Titre : La gaie panique
Auteur : Mickaël Tempête
Éditions : Divergences
Date de parution : 13 septembre 2024
Genre : Essai
Le 18 juillet 1960, le député français Paul Mirguet présente devant l’Assemblée nationale un sous-amendement à un projet de loi cherchant à lutter contre divers « fléaux sociaux » (comme l’alcoolisme, le proxénétisme, etc.) : son but personnel est de combattre l’homosexualité qui risquerait de pervertir la nation entière. Partant de là, Mickaël Tempête répertorie divers étapes d’une histoire de l’homosexualité masculine en France, post-seconde guerre mondiale. Il passe d’abord en revue des tentatives pour lutter contre avant que l’État « ne change de camp » et s’affiche alors ouvertement contre l’homophobie.

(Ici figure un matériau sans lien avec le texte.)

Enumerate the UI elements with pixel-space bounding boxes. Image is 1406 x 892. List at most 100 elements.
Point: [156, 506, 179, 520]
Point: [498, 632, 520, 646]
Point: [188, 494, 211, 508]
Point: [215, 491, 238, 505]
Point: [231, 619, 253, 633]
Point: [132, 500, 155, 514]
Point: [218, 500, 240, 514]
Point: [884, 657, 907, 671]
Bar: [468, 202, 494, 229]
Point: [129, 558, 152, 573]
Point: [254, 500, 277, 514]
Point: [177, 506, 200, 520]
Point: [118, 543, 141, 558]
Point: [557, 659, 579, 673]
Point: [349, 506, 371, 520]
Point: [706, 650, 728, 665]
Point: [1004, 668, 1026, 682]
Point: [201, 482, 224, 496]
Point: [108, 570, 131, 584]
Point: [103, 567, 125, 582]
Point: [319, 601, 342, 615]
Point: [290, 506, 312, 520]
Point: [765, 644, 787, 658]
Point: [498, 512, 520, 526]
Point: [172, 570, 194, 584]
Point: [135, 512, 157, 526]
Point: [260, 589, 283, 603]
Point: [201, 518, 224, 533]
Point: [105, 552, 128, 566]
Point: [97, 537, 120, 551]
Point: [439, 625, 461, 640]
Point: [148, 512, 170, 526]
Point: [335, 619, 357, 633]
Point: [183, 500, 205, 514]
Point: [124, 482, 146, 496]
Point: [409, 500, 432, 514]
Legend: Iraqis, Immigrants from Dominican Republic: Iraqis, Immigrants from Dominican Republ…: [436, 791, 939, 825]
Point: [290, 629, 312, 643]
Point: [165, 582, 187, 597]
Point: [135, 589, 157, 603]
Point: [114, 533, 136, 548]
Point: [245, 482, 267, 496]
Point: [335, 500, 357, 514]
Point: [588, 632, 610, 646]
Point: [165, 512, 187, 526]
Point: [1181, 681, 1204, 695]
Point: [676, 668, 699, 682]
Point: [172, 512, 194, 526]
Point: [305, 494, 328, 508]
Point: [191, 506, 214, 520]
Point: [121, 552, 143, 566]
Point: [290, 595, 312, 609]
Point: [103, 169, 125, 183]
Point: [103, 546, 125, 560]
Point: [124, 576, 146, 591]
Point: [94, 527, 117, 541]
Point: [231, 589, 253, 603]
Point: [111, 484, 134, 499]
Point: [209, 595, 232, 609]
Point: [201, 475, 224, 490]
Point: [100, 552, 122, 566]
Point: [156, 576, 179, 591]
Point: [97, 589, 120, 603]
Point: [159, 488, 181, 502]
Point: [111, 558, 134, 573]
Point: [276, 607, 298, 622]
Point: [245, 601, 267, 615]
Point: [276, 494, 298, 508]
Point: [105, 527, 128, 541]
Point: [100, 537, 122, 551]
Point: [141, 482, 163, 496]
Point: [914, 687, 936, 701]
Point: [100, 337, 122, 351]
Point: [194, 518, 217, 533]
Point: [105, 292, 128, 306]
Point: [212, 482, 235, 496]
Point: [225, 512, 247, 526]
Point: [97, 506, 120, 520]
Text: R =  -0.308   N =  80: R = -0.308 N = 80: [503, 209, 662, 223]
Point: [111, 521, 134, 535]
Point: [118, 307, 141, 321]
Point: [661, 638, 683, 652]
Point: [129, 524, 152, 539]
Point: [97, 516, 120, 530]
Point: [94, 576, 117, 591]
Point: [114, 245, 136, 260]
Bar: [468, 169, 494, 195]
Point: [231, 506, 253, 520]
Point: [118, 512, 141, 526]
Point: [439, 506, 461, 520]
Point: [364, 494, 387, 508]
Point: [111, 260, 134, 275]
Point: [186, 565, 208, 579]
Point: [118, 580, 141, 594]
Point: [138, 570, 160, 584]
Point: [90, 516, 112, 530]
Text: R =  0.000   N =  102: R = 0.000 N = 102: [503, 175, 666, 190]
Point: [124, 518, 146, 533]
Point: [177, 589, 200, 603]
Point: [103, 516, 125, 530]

Peut-être le titre est-il trompeur (La gaie panique, une histoire politique de l’homophobie), toujours est-il que s’il s’agit bien d’histoire, elle est ponctuée de nombreux trous. Il se trouve d’ailleurs que l’auteur, Mickaël Tempête, est membre de la revue « Le Trou Noir » et bien que je n’aie jamais lu ce magasine qui se veut fer de lance de la dissidence sexuelle, cette « panique gay » ressemble parfois à un collage d’articles divers sur le même thème. On passe de Paul Mirguet à Jean-Marie Le Pen, d’une émission de télé de Ménie Grégoire sur « la souffrance » homosexuelle perturbée par des militant.e.s du FHAR aux applications de géo-localisation permettant de déclarer à la police une violence commise envers les homosexuels, dans un cheminement sinueux embrassant la psychanalyse, le SIDA, Édouard Louis, etc. C’est beaucoup, et la « lisibilité » de l’ouvrage n’y gagne pas en cours de lecture, alors que les prémisses laissaient présager un ouvrage plus « classique ».
Cela étant dit, Mickaël Tempête revient donc sur ces moments politiques français, exposés médiatiquement, où il était encore de bon ton ou du moins pas répréhensible de s’attaquer ouvertement aux homosexuels (l’ouvrage s’intéresse surtout à l’homosexualité masculine, même si toute la rhétorique homophobe d’alors possède des échos effrayants avec les discours d’aujourd’hui « anti woke »). Peu intéressé par les détails de l’Histoire, Tempête prend appui sur des intellectuels comme Guy Hocquenghem, David Halperin ou encore Lee Edelman (et cite à peine Foucault, trop « tendance » peut-être ?) pour théoriser cette haine.
« Il n’y a pas en réalité de “logique homophobe“, mais plutôt une absence de logique, des résistances paniques à un trouble métaphysique produit par le désir homosexuel ». Pour sa décharge, et comme il l’écrit bien ici, il est difficile de faire l’histoire de cette homophobie qui porte si mal son nom et qui se présente sous d’innombrables formes, autant que l’homosexualité elle-même, qu’il est impossible également de circonscrire et de définir. La gaie panique permet de réfléchir sur les termes qui sont en jeu, comme lorsqu’il parle de cette idée illogique d’avoir appelé cette haine, l’« homophobie », étymologiquement « la crainte de son semblable », « en retranchant le sexe du mot lui-même », comme il l’écrit. Tempête analyse aussi les liens entre l’État, la police, l’homophobie et le racisme, et c’est là qu’il est d’autant plus intéressant. Il pointe également ce curieux phénomène qui voit maintenant une partie des homosexuels protégés par l’État, par la police, au point de n’avoir plus peur d’afficher leur propres conceptions racistes contre les corps qui ne correspondraient pas à une nouvelle norme. En cela, ses réflexions, qui demandent probablement une certaine habitude de lecture académique ou militante, méritent d’être partagées et commentées.